RÉPUBLIQUE FRANÇAISE



AU NOM DU PEUPLE FRANÇAIS











A R R E T



prononcé publiquement par mise à disposition de l'arrêt au greffe de la Cour le 31 mai 2010, les parties en ayant été préalablement avi...

RN/NL

Numéro 2399/10

COUR D'APPEL DE PAU

1ère Chambre

ARRET DU 31/05/10

Dossier : 10/00974

Nature affaire :

Demande tendant à la suspension de la procédure de saisie immobilière, l'annulation ou la péremption du commandement ou tendant à la vente amiable

Affaire :

[J] [T]

C/

CAISSE MEDITERRANENNE DE FINANCEMENT

Grosse délivrée le :

à :

RÉPUBLIQUE FRANÇAISE

AU NOM DU PEUPLE FRANÇAIS

A R R E T

prononcé publiquement par mise à disposition de l'arrêt au greffe de la Cour le 31 mai 2010, les parties en ayant été préalablement avisées dans les conditions prévues au deuxième alinéa de l'article 450 du code de procédure civile.

* * * * *

APRES DÉBATS

à l'audience publique tenue le 04 Mai 2010, devant :

Monsieur NEGRE, Président, Magistrat chargé du rapport conformément à l'article 785 du code de procédure civile.

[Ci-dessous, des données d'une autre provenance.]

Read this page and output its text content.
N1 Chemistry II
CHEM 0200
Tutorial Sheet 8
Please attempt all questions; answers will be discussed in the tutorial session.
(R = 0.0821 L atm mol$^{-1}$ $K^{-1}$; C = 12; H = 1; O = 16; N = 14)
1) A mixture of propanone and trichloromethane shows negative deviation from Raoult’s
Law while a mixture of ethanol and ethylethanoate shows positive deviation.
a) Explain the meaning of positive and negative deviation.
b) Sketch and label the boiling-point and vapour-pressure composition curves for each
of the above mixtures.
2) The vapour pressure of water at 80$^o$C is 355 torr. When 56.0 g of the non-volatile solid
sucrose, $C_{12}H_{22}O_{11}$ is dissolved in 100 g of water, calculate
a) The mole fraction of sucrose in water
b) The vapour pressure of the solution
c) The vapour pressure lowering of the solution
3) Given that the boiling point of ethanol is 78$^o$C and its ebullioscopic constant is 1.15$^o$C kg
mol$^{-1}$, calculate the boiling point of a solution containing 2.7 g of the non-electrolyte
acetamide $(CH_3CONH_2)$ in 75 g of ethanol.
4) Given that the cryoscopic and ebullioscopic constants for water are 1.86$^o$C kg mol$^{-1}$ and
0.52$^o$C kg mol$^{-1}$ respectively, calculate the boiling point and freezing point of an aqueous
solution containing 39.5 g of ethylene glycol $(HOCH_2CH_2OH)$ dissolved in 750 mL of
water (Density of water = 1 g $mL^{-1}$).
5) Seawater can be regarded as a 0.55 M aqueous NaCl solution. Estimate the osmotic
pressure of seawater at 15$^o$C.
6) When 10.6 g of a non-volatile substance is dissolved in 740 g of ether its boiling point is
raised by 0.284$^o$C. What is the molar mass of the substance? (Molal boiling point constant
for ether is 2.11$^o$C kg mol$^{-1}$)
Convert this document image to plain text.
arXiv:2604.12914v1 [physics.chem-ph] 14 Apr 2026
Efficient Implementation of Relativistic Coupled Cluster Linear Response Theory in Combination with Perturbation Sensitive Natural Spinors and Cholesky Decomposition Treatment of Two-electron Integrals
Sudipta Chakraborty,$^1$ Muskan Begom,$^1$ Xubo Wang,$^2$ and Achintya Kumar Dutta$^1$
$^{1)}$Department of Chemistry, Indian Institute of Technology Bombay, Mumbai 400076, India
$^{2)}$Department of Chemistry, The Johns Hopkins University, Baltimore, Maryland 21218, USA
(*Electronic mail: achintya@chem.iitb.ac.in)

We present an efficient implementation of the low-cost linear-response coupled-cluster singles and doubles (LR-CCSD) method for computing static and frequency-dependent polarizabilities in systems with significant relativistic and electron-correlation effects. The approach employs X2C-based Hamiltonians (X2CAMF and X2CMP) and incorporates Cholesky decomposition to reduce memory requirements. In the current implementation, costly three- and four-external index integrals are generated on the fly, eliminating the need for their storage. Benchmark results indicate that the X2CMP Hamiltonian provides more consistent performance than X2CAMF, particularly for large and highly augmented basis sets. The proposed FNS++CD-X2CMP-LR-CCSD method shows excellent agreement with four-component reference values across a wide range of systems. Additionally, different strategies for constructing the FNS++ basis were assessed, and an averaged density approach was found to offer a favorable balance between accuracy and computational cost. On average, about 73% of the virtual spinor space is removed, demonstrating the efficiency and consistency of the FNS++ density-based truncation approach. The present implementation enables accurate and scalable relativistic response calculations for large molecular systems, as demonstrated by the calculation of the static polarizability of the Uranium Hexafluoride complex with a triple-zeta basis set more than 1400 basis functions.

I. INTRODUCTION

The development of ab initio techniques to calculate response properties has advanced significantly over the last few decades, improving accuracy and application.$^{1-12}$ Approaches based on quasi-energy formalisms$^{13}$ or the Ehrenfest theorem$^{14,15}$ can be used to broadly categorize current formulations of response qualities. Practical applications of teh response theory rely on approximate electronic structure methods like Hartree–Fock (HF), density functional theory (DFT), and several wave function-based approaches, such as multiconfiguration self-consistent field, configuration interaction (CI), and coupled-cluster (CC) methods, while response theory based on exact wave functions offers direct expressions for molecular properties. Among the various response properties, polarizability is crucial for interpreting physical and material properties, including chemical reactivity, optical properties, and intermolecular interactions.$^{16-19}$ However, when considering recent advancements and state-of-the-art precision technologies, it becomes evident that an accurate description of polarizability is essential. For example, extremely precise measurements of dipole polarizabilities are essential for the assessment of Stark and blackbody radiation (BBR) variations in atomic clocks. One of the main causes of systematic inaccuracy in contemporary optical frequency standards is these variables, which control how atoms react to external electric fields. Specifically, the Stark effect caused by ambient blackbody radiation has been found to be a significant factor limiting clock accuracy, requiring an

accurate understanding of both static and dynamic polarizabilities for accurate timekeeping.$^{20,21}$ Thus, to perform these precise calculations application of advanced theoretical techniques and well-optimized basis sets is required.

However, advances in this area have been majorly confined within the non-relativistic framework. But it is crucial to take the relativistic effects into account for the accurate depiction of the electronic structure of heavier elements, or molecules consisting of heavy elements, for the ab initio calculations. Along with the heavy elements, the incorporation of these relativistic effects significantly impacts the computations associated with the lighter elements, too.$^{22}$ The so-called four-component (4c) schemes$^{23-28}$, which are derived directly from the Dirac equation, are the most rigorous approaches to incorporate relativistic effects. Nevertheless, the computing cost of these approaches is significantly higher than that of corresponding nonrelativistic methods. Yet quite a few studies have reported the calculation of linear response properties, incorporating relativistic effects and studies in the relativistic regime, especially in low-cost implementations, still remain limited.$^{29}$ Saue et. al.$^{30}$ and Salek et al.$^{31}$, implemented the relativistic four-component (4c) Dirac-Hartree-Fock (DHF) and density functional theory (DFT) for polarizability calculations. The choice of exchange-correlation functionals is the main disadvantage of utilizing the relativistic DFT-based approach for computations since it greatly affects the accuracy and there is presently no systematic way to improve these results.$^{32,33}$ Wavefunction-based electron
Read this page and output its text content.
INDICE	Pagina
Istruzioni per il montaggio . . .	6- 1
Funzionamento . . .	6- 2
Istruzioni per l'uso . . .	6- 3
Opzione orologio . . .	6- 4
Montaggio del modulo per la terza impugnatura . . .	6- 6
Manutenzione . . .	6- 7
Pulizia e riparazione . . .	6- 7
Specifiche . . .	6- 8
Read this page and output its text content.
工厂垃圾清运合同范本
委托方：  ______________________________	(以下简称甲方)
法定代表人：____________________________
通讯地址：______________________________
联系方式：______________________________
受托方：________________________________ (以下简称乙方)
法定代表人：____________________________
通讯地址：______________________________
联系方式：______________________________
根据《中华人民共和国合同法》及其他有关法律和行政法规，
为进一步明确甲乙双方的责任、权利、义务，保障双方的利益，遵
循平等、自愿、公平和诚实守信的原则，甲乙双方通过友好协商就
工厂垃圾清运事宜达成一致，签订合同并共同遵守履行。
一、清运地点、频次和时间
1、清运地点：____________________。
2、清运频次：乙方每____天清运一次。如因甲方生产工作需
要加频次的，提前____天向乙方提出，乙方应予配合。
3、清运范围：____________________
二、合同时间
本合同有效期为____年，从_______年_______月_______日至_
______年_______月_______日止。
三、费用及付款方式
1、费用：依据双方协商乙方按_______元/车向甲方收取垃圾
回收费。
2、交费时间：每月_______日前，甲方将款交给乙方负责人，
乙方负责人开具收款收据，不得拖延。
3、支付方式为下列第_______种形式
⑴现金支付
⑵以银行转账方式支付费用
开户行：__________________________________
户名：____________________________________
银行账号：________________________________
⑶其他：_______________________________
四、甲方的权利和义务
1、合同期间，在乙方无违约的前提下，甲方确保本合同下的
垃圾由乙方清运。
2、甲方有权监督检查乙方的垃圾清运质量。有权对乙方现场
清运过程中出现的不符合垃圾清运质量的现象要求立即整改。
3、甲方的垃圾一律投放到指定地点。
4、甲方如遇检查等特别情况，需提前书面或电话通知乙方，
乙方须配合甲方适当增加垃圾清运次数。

Monsieur AUGEY, Conseiller

Madame BELIN, Conseiller

assistés de Madame PEYRON, Greffier, présente à l'appel des causes.

Les magistrats du siège ayant assisté aux débats ont délibéré conformément à la loi.

dans l'affaire opposant :

APPELANTE :

Madame [J] [T]

née le [Date naissance 1] 1965 à [Localité 15]

[Adresse 3]

[Localité 12]

représentée par la SCP DE GINESTET / DUALE / LIGNEY, avoués à la Cour

assistée de Me FOURNIÉ, avocat au barreau de PARIS

INTIMEE :

CAISSE MEDITERRANENNE DE FINANCEMENT, prise en la personne de son représentant légal en exercice domicilié en cette qualité audit siège

[Adresse 2]

[Localité 17]

représentée par la SCP LONGIN, LONGIN-DUPEYRON, MARIOL, avoués à la Cour

assistée de Me ROSENFELD, avocat au barreau de MARSEILLE

sur appel de la décision

en date du 19 FEVRIER 2010

rendue par le TRIBUNAL DE GRANDE INSTANCE DE DAX

FAITS ET PROCEDURE

Suivant jugement d'orientation du 19 février 2010, le juge de l'exécution du tribunal de grande instance de Dax, statuant au visa des poursuites exercées par la CAISSE MEDITERRANEEENNE DE FINANCEMENT (ci-après, la CAMEFI) à l'encontre de Madame [J] [T] sur commandement aux fins de saisie immobilière délivré le 23 avril 2009 et publié le 2 juin 2009 à la conservation des hypothèques de Dax, volume 2009 S n° 11, a notamment :

- débouté Madame [T] de sa demande tendant à voir prononcer la nullité des actes de poursuite et de la saisie immobilière,

- débouté Madame [T] de sa demande de délai de grâce,

- ordonné la vente forcée de l'immeuble saisi,

- a mentionné le montant de la créance de la CAMEFI arrêtée au 7 septembre 2009 pour un montant total de 124.261,63 €,

- dit que la vente forcée interviendrait le 17 juin 2010 à 11 heures 30 selon les modalités et conditions du cahier des conditions de vente déposées au greffe le 23 juillet 2009,

- dit que les frais de poursuite dûment justifiés seraient taxés avant l'audience de vente,

- dit n'y avoir lieu à application de l'article 700 du code de procédure civile.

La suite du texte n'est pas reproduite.